Gov't bans foreign investment in online games

China has banned foreign investment in the online games biz as it tightens its grip on the Internet and cracks down on content it deems inappropriate.

So far authorities have shuttered 45 online games alleging they encourage players to engage in illegal activities such as drug trafficking and prostitution, according to the Beijing News.

The General Administration of Press and Publication, which regulates the biz, the National Copyright Administration and the State Office of Sweeping Pornography and Illegal Publications, jointly issued a circular Saturday prohibiting foreign investment in domestic online gaming operations through joint ventures, wholly owned enterprises and cooperatives.

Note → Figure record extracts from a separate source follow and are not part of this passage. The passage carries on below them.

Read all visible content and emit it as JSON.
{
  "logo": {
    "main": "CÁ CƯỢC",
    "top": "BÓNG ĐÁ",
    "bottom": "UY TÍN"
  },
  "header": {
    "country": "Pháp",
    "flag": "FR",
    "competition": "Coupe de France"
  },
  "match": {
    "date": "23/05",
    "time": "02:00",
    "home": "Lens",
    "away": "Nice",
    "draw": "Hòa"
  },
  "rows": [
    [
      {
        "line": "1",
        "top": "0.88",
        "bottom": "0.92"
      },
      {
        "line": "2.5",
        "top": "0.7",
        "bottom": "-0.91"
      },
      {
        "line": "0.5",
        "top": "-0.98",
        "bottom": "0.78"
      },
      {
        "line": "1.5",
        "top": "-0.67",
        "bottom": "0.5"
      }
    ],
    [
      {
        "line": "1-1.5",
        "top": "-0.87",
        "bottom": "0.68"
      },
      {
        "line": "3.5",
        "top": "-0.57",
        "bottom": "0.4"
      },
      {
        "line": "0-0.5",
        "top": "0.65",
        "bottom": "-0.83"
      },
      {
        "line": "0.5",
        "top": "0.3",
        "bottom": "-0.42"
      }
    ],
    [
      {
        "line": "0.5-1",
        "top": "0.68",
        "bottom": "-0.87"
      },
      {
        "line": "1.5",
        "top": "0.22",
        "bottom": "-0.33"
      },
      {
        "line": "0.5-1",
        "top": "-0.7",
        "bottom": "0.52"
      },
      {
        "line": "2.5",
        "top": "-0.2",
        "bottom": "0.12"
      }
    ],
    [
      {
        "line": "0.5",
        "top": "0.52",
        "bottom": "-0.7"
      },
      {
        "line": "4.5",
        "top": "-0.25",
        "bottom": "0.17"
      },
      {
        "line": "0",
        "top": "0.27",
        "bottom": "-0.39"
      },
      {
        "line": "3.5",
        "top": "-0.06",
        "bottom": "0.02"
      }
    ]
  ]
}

It also said domestic operators of online game services or publishers of games that will be based on the Internet must now be approved by the media regulator.

The directive forbids foreign firms from indirectly influencing Chinese gaming firms through agreements or technology support.

In July, the Ministry of Culture outlawed games that feature gangster themes or mafia-type gang activities.

China’s online gaming market is one of the world’s fastest growing, with sales expected to rise up to 50% this year to $3.5 billion-$4 billion, according to GAPP.

Earlier this year China’s second-biggest online games company,, won the license to operate Activision Blizzard’s blockbuster game, “World of Warcraft,” and bowed it in China in September. It is unclear whether this latest directive will impact that relationship.